Zurzacha: Zurzach im heutigen Kanton Aargau (CH) war in der römischen Antike ein wichtiger Militärstützpunkt zur Sicherung der Nachschubwege für die nahegelegenen Legionslager. Aufgrund der Grablege der heiligen Verena entstanden hier im frühen Mittelalter ein Klosterkonvent und eine ausgedehnte Siedlung.

Cap. I

»In jenen Tagen werden die Menschen den Tod suchen, aber nicht finden; sie werden sterben wollen, aber der Tod wird vor ihnen fliehen.« Der Mann neben mir murmelt mit leerem Blick vor sich hin. Ich umklammere den Griff meines Kurzschwertes und wünsche mir das Ende unserer Wache herbei. Inzwischen ist die Sonne aufgegangen. Dennoch lässt uns der feuchte Morgennebel auf der alten Romanenmauer erzittern. Ich höre, wie die Wellen des Sees im langsamen Takt gegen die Uferbefestigungen brechen. Das Wasser ist unruhig. Ein starker Wind kommt auf und treibt weitere Nebelschwaden über uns hinweg. Ich beobachte, wie sich ein kleines Boot, nicht weit von der Mauer entfernt, mit jeder Welle aufs Neue leicht hebt und senkt. Ein pfeifender Wind sucht sich seinen eiskalten Weg meinen Nacken hinab. Trotz allem stehe ich regungslos hier oben auf der Mauer und versuche, neben dem plätschernden Wasser noch andere Geräusche wahrzunehmen. Die Sicht reicht nur knapp bis zum Wassergraben, der die Halbinsel mit Ausnahme eines schmalen Durchgangs beinahe zur Insel gemacht hätte. Höre ich da leises Gemurmel? Schritte?

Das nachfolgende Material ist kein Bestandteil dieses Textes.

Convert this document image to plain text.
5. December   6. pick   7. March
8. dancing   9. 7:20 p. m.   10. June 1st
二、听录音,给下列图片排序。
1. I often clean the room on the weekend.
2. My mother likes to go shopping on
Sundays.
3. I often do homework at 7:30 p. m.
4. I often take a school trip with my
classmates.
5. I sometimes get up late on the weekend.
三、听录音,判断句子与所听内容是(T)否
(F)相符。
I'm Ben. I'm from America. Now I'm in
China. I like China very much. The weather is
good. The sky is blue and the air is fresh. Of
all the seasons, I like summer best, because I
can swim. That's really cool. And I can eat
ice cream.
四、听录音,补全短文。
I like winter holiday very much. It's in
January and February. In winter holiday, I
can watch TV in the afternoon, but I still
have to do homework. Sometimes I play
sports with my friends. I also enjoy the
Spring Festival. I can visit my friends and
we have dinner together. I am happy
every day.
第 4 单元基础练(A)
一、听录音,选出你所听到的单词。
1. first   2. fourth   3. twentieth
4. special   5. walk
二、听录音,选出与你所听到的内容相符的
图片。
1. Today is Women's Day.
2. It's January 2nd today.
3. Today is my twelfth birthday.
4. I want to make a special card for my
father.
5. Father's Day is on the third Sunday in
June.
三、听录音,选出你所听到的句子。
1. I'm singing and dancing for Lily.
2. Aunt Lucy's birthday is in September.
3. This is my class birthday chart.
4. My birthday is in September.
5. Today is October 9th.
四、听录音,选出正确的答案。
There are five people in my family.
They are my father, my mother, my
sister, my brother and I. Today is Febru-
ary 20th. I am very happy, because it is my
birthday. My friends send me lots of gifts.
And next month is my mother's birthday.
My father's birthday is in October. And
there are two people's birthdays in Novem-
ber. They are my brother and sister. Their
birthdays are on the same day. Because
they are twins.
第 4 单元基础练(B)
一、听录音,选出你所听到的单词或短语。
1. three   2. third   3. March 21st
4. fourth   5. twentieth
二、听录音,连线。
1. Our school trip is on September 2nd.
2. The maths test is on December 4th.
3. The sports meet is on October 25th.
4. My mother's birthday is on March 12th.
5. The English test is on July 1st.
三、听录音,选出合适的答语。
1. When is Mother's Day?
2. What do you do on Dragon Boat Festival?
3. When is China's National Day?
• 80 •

Plötzlich erschallen aus dem Nebel vor uns verzweifelte Rufe und Schreie. Wie aus dem Nichts taucht eine Gruppe von acht oder neun Personen auf. Sie treffen auf den Graben und folgen diesem bis zur kleinen Holzbrücke. Die zwei Personen an der Spitze haben den Übergang schon fast erreicht. Unsere Turmwache schlägt die Sturmglocke. Aus allen Gebäuden und Unterständen hallen nun Rufe wider, und Männer machen sich bereit für den Kampf. Ich konzentriere mich weiterhin auf die Menschen vor unserem Tor. Ist das eine List? Plötzlich ertönt lautes Hufgetrappel, und aus dem Nebel jagt ein zentaurenähnliches Wesen hervor. Eine Klinge schnellt blitzartig herum und hinterlässt auf dem feuchten Gras einen Schwall von Blut. Die Person am Ende der Flüchtlingsgruppe sackt zuckend in sich zusammen. Zwei weitere werden von Pfeilen niedergestreckt. Ich höre das verzweifelte Hämmern von Fäusten gegen unser Tor. Die ersten Flüchtlinge haben unsere Doppeltoranlage erreicht.

»Tribun, was sollen wir tun?«

»Keiner öffnet die Tore! Das ist eine Falle.«

Es schwirren noch drei weitere Pfeile aus unterschiedlichen Richtungen auf unser Tor zu, doch gehen sie ins Leere. Stille. Wir warten. Wie ein Geist ist der Tod diesen Morgen aus dem Nebel aufgetaucht, und wie ein Geist ist er auch wieder verschwunden.

»Mein Gott, öffnet endlich die Tore!«

Mit einem kurzen Nicken gibt der Tribun den Wachen im Hof die Erlaubnis. Einer der Torflügel wird knarrend aufgezogen, und die Überlebenden retten sich mit letzter Kraft hinter die festen Steinmauern. Der grausame Klang eines Horns lässt uns erschauern. Sofort wird das Tor wieder geschlossen. Gebannt blicken wir in den Nebel. Ein zweites Mal ertönt das grausige Horn. Und plötzlich tauchen aus dem Nebel schemenhaft vier fremdartige Reiter auf. Vier Krieger in aufgebauschter Kleidung sitzen dort auf ungewöhnlich kleinen Pferden. Dieses Zusammenspiel von Ross und Reiter erklärt auch das merkwürdige Erscheinungsbild des säbelschwingenden Angreifers von vorhin. Eine gefühlte Ewigkeit stehen sie dort hinter dem Graben und beobachten uns. Dann ertönt das Horn ein drittes Mal. Das ganze Ufer entlang erscheinen wie von Zauberhand grelle Lichtkegel.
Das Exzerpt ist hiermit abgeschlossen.